The Sharp Shinned Hawk, referred to as a "Sharpie" by birders, is one of three members of a family of hawks called Accipiters or bird hawks because their main prey is birds. The largest Accipiter is the chicken sized Goshawk (Goose hawk) that can take prey the size of partridges. It can be seen around here only in the winter time as it is a bird of the far north. The "middle child" of the group is the crow sized Coopers Hawk which used to be notorious for raiding chicken coops and stealing young chicks thereby earning the nickname of Chicken Hawk. The smallest member is the jay or flicker sized Sharp Shinned or Sharpie. All three are accomplished hunters of birds which they chase down by direct flight. They have rather stubby paddle shaped wings and long tails which give them great speed and manoeuvrability when chasing birds through trees and shrubs.

The Sharpie and Coopers are almost identical in appearance with blue grey top sides and white breasts and bellies barred with orange. Because female hawks are larger than males, a male Coopers and female Sharpie are just about the same size and are very difficult to tell apart. The differences are so subtle that one has to refer to a good bird book and then try and get some practice in the field. For those who live in urban areas and see a small hawk chasing birds assume it is a Sharpie because Coopers tend to live more removed from man.

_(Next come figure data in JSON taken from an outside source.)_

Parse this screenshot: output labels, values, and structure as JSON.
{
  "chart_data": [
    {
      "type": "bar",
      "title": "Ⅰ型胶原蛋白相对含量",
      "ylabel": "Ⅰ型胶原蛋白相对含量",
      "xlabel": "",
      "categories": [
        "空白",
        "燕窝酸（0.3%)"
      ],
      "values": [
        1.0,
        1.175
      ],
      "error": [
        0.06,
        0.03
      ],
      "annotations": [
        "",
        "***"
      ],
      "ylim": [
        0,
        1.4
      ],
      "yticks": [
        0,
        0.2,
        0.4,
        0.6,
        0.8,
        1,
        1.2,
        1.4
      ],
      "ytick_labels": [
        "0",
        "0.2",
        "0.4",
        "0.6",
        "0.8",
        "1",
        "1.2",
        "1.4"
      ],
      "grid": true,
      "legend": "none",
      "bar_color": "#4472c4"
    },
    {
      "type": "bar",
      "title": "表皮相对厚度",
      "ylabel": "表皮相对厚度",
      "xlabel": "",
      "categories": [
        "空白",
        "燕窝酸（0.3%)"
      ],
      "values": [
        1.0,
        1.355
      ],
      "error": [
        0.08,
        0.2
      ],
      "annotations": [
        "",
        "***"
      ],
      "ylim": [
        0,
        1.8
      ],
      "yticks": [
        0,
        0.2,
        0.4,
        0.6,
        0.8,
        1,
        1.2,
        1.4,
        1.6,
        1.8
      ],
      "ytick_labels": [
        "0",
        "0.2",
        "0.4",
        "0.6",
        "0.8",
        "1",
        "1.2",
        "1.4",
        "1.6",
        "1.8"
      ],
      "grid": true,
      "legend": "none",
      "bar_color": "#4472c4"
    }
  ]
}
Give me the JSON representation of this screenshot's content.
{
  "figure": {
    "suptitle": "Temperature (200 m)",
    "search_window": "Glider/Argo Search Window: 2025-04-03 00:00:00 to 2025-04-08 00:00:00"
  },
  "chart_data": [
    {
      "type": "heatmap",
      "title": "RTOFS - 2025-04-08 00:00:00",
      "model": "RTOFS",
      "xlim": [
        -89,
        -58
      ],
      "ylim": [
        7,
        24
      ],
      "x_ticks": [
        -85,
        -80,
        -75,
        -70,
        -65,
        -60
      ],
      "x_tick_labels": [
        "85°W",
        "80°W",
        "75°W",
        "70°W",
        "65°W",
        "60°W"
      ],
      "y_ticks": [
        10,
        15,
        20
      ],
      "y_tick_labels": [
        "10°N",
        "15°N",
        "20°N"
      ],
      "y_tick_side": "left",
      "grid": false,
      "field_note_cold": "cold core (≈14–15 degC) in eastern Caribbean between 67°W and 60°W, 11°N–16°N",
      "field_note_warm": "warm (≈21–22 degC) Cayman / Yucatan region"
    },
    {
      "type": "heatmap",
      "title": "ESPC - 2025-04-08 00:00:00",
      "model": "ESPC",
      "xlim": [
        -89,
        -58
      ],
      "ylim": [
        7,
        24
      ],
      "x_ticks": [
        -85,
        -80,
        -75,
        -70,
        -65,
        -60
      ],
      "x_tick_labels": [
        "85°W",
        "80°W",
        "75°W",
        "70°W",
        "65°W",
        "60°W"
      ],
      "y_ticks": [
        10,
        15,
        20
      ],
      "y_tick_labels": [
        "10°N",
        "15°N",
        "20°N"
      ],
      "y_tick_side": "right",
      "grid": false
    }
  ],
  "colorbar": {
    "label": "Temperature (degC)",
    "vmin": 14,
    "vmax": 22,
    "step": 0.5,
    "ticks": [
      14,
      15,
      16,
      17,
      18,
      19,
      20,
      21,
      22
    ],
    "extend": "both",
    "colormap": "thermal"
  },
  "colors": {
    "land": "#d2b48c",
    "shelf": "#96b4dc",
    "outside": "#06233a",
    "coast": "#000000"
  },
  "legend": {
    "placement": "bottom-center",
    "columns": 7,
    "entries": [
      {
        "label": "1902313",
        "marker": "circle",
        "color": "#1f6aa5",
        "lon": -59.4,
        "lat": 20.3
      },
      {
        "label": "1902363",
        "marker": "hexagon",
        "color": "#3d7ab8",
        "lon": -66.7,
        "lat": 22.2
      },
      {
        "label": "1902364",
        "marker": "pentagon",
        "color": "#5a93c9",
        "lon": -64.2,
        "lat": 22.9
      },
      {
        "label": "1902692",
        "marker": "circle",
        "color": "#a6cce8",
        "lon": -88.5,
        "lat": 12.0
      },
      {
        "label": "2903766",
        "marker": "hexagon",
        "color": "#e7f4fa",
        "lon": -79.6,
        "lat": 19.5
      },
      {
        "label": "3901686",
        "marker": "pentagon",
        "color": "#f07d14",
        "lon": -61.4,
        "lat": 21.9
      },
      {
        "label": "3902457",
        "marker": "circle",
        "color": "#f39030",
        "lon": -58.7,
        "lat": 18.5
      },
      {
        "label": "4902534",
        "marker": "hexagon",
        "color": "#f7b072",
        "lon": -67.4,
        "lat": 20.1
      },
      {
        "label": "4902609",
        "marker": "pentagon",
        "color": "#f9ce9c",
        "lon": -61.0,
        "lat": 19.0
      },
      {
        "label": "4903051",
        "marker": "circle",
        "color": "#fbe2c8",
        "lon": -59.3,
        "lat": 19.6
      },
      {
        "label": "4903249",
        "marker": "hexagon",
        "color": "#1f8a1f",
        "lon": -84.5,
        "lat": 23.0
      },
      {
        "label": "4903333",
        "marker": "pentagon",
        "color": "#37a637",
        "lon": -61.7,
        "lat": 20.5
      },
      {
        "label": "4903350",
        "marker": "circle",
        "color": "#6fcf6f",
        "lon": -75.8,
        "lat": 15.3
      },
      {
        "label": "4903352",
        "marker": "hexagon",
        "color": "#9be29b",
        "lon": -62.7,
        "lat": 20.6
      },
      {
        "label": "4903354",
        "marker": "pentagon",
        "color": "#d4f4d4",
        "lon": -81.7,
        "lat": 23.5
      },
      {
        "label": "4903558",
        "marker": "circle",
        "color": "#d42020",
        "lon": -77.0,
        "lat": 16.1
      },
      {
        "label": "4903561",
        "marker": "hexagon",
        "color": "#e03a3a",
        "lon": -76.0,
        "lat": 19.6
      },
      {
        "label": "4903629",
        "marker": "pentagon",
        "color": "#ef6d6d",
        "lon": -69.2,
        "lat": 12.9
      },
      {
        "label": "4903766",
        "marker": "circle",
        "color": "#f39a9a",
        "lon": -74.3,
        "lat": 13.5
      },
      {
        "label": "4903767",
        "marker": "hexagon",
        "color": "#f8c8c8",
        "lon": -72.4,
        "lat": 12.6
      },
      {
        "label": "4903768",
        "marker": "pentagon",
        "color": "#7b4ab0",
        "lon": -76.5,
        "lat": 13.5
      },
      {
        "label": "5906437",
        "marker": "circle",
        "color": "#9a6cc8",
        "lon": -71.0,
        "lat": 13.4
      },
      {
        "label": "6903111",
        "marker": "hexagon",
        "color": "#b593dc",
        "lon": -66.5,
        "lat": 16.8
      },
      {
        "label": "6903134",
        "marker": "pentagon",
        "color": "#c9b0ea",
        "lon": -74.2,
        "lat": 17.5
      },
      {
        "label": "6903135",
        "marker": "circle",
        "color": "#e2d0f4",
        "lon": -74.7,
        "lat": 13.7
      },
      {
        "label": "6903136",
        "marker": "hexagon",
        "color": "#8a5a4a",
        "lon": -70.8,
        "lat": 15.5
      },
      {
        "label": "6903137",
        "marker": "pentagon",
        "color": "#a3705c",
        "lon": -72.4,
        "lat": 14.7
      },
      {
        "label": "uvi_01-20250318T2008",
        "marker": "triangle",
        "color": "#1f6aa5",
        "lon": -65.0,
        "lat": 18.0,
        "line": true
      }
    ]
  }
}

This week's photo of a sharpie was taken several weeks ago when my wife scared it up from her flower bed. From there it flew up and sat on our Purple Martin birdhouse where I got this shot. We do not know what it was doing in the flower bed as there were no signs of it feeding. As a final note one has to remember that if one puts out feeders for birds it also attracts predators like shrikes and hawks. It may be heart wrenching to watch a predator take a small bird but that is the way nature is and should be left alone.